J’ai été donc très heureuse quand, quelques jours plus tard, j’ai été contacté par la RTS avec une proposition de participer au débat sur ce sujet précisément, en compagnie de M. Nicolas Walder, conseiller national Vertes genevois et M. Philippe Bauer, conseiller aux États PLR neuchâtelois. Évidemment, j’ai accepté. Mais les 25 minutes prévues par l’antenne n’ont pas suffi non plus. Alors, j’y retourne.
The New York Times affirme que 800’000 Russes ont quitté le pays depuis le début de la guerre. D’autres sources donnent des chiffres similaires. On peut donc dire que l’exode actuel des Russes est comparable avec celui d’il y a presque pile cent ans.
A l’époque, l’exode des Russes blancs, ou la première vague d’émigration russe, a eu lieu suite à la défaite de l’Armée blanche dans la guerre civile qui a éclaté suite à la révolution d’Octobre, en 1917 – il suffit de lire « La Garde blanche » de Mikhaïl Boulgakov pour se rendre compte du cauchemar que cela a été.
Selon les chiffres de la Croix Rouge américaine, en date du 1 novembre 1920, 1'194’000 Russes ont fui leur pays. Selon la Société des Nations, en août 1921 ils étaient 1,4 mio. Le 1er novembre 1921, la Croix Rouge américaine comptait déjà 2 millions des Russes en exil. Certains historiens estiment le nombre des Russes qui ont quitté le pays entre 1918 et 1924 à 5 mio, en comptant les habitants des territoires polonais et baltes faisant partie de l’Empire russe avant la Première guerre mondiale et qui sont devenus citoyens des nouveaux états formés à son issue.
Certains parmi cette masse énorme sont restés dans les pays qui les ont accueillis dès le départ, d’autres ont dû se déplacer une nouvelle fois : quand, après la WW2 l’Armée soviétique est rentrée à Prague, les Russes blancs se sont précipités de partir, y compris vers la Suisse. La même chose à Vienne. Je connais à Genève plusieurs descendants de ces familles. Par exemple maître Tikhon Troyanov, le premier avocat russophone à Genève. Saviez-vous qu’à l’âge de 12 ans il a quitté Vienne et a traversé les Alpes à pied, avec toute sa famille y compris sa grand-mère paralysée ? Le voyage leur a pris cinq jours. La sœur de Vladimir Nabokov, Elena, a pu s’échapper de Prague avec son fils, et son mari, un officier de l’Armée blanche, les a rejoints par la suite. Elle maitrisait six langues et a eu la chance de trouver un travail à la Bibliothèque du Palais des Nations.

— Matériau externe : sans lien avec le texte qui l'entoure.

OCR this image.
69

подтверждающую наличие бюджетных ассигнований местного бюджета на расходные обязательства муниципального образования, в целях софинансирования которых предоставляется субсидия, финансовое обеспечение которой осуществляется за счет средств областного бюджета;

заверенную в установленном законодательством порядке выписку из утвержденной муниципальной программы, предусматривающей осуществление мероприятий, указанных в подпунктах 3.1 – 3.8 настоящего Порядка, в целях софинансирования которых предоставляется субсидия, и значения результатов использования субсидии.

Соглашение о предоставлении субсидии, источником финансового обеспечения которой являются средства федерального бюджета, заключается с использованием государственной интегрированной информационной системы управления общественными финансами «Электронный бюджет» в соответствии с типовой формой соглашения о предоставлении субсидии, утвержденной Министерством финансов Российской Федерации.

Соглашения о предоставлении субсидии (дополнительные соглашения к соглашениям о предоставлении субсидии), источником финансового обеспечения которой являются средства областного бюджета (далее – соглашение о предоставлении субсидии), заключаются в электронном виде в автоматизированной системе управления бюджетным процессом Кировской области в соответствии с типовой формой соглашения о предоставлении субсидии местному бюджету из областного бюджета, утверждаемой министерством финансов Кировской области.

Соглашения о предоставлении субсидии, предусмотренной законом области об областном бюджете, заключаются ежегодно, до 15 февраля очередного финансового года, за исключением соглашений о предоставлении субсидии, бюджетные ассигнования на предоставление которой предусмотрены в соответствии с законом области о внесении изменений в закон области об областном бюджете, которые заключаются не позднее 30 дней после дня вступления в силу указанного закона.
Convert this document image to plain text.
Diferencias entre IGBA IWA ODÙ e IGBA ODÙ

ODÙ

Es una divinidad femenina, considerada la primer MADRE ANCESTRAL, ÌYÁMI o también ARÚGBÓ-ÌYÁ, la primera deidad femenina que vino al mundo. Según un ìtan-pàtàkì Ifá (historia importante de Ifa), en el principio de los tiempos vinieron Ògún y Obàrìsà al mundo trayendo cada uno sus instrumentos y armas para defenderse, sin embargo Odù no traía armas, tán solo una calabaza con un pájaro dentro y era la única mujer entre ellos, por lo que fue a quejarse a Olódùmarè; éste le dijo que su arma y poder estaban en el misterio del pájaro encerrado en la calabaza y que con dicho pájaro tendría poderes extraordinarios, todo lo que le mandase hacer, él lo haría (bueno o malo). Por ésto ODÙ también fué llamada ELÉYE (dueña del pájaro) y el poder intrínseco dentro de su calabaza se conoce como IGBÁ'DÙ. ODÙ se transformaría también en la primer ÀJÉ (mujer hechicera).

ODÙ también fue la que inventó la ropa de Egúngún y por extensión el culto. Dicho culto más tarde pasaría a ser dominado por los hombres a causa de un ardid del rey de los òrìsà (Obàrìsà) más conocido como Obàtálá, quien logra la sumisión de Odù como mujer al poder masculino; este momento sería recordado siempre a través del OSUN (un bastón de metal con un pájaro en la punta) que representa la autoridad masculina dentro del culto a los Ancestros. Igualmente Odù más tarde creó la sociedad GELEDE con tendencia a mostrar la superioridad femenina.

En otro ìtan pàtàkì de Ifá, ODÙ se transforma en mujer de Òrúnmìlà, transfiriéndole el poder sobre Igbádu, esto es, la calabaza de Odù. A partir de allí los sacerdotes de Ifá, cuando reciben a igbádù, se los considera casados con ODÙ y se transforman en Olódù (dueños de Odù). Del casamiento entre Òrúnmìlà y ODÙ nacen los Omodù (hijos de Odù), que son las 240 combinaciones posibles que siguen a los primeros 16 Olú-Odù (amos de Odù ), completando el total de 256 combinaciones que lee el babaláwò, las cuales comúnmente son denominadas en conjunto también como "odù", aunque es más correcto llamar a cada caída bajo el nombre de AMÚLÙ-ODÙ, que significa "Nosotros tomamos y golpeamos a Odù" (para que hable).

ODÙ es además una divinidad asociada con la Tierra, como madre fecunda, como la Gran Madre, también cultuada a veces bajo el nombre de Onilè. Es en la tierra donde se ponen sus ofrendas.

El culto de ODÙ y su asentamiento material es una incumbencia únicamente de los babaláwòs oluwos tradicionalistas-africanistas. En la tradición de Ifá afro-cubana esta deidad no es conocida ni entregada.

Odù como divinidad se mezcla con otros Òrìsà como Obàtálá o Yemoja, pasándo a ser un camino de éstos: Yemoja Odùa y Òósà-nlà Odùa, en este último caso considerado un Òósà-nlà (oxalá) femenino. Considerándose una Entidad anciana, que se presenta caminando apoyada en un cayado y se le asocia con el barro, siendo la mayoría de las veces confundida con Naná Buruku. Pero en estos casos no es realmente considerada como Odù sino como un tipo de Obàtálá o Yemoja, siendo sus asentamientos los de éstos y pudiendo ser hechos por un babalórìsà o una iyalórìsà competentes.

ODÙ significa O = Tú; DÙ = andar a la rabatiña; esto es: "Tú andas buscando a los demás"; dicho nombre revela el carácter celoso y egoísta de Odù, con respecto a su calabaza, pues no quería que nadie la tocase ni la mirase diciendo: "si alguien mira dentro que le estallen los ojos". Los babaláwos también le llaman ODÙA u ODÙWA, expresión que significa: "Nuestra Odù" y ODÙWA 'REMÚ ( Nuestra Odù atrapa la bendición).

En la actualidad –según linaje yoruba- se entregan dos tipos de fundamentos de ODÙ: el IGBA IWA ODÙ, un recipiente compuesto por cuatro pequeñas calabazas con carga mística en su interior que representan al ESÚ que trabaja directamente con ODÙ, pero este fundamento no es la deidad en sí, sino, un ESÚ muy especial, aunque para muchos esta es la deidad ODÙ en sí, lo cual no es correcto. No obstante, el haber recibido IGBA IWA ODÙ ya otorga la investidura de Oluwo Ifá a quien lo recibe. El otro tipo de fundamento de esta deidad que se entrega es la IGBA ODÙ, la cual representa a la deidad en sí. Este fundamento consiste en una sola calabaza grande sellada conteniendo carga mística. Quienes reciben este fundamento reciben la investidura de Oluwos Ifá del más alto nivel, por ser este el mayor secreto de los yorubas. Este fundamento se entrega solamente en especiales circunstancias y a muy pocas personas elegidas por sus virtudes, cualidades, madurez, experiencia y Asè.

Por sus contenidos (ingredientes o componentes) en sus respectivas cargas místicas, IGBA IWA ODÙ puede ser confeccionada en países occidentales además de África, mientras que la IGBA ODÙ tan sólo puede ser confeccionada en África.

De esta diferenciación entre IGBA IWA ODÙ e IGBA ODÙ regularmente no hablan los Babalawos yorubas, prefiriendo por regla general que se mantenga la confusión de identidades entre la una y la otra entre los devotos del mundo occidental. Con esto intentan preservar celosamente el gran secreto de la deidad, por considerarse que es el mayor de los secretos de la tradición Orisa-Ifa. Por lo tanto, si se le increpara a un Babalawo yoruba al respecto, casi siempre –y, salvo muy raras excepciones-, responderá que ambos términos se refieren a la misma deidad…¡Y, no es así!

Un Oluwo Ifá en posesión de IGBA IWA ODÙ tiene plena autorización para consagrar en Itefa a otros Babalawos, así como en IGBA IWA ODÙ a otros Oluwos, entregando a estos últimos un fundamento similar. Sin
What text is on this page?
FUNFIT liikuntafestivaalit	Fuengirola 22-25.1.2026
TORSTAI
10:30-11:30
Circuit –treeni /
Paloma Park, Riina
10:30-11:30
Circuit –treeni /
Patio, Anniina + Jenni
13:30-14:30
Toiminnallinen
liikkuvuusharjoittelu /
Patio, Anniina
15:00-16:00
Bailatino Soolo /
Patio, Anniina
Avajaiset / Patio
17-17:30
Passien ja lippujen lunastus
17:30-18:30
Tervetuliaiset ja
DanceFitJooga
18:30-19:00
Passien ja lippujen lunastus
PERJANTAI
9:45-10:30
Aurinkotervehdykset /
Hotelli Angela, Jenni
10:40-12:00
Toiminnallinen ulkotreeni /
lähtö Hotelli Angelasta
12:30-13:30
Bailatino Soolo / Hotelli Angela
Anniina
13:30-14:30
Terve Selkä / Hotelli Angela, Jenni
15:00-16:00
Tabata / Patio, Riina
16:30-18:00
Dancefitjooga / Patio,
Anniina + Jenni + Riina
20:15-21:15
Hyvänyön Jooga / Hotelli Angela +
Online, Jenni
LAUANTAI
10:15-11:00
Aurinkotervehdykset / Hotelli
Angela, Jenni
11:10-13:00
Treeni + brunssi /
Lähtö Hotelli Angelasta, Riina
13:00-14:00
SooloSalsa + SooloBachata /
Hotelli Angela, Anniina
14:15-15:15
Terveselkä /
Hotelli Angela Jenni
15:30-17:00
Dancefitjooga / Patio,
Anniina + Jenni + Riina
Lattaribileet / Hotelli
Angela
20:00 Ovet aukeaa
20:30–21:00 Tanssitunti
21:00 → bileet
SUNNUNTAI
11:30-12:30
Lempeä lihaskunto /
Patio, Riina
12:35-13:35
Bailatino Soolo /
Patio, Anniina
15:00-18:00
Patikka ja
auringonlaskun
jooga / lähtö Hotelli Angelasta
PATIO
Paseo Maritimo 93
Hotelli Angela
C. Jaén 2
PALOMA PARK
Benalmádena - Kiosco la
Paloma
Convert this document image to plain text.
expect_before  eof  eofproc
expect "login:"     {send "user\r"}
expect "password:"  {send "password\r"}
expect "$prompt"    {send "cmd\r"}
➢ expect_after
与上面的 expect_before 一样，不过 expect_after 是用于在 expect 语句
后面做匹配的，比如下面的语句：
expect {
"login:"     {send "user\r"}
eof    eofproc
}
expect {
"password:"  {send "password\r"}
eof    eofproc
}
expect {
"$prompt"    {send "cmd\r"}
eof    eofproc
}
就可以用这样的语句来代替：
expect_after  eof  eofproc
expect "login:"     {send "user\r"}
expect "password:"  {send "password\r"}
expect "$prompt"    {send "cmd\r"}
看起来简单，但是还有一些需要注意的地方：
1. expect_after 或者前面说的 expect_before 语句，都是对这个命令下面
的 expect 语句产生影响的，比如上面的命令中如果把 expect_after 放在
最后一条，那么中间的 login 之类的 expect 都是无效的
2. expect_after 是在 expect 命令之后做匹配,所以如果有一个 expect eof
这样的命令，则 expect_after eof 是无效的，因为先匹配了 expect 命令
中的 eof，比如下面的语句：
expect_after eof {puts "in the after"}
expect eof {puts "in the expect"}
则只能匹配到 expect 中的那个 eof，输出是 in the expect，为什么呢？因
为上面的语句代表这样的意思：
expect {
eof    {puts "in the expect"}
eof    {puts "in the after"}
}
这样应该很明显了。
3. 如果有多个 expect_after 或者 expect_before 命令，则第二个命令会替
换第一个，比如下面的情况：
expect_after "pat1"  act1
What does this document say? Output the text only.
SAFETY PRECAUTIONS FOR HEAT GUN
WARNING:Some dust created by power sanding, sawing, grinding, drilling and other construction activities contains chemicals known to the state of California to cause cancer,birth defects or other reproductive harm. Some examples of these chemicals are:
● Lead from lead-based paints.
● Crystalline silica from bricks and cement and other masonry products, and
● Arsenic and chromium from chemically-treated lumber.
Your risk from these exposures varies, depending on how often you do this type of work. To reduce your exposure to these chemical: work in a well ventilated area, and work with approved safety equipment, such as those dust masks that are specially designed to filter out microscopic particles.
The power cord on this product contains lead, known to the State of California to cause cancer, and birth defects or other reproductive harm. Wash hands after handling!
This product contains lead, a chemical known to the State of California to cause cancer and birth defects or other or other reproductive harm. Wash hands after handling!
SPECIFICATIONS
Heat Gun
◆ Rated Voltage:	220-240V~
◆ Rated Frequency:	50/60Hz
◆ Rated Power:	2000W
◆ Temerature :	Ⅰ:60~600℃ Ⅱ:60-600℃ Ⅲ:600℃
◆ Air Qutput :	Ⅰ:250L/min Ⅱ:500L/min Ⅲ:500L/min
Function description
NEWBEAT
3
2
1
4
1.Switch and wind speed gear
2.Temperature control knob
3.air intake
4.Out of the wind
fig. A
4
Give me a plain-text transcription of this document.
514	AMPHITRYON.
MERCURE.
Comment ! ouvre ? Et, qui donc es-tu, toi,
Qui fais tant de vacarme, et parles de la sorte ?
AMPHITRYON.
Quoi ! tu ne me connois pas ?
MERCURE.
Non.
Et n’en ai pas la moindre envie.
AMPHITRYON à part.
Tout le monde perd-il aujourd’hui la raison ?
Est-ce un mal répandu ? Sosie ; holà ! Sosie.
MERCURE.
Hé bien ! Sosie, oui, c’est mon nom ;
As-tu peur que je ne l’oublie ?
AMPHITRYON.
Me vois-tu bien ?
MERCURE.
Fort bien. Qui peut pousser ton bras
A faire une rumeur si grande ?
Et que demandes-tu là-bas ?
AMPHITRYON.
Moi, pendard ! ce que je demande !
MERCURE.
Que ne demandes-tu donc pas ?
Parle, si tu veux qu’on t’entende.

Cette première vaque de l’émigration russe a été donc composée, avant tout, des nobles, de l’intelligentsia, du clergé, des fonctionnaires, des militaires gradés. Ces personnes parlaient des langues étrangères, ils connaissaient l’Europe à travers leurs voyages, ils étaient européens dans leur esprit et pouvaient s’intégrer sans difficulté – il suffisait de leur tendre la main.
5 millions (au maximum) en six ans versus 800'000 en quelques mois/semaines… Mais peut-on comparer ces deux vagues ?
La similitude majeure est évidente : personne ne quitte son pays quand il y est bien, quand il s’y sent en sécurité, quand il y voit l’avenir pour soi-même et ses enfants.
La différence majeure mérite d’être soulignée : les Russes blancs soutenaient le Tsar ou le gouvernement provisoire – le régime qui a donc été renversé par les bolcheviques arrivés au pouvoir. Les nouveaux émigrés quant à eux sont, en grande majorité, contre le régime en place et aimeraient qu’il change.
On me demande souvent de décrire cette nouvelle émigration Russe « en deux mots ». Une mission impossible, car elle n’est pas homogène. A mon avis, on peut distinguer trois catégories. La première – les « vrais » dissidents, c’est-à-dire ceux qui ont pris une position publique contre la guerre dès son éclatement malgré d’énormes risques et qui ont aussitôt quitté la Russie. C’étaient, avant tout, les artistes, les écrivains, les journalistes. La deuxième – les déserteurs, c’est-à-dire ceux qui se sont « réveillé » après l’annonce de la mobilisation partielle par le président Poutine. On peut les traiter de trouillards et dire qu’ils sauvent leurs peaux, mais on peut également dire qu’ils refusent tout de même d’aller tuer les Ukrainiens et que mieux vaut tard que jamais. Surtout, qu’il n’est pas encore trop tard, car la guerre continue. Finalement, il y a ceux qui j’appelle les « profiteurs » - ceux qui profitent à fond de tout ce que la Russie peut encore les offrir, tout en ayant des passeports « de secours » dans la poche et des résidences secondaires en Europe et qui se tiennent prêt à retourner leurs vestes quand le moment leur paraîtra opportun. J’espère que personne de cette troisième catégorie ne s’infiltrera parmi ceux qui cherchent aujourd’hui un refuge, pour ne pas discréditer les autres. Mais toutes les trois catégories ont un point commun : encore une fois, ce sont des personnes éduquées qui partent.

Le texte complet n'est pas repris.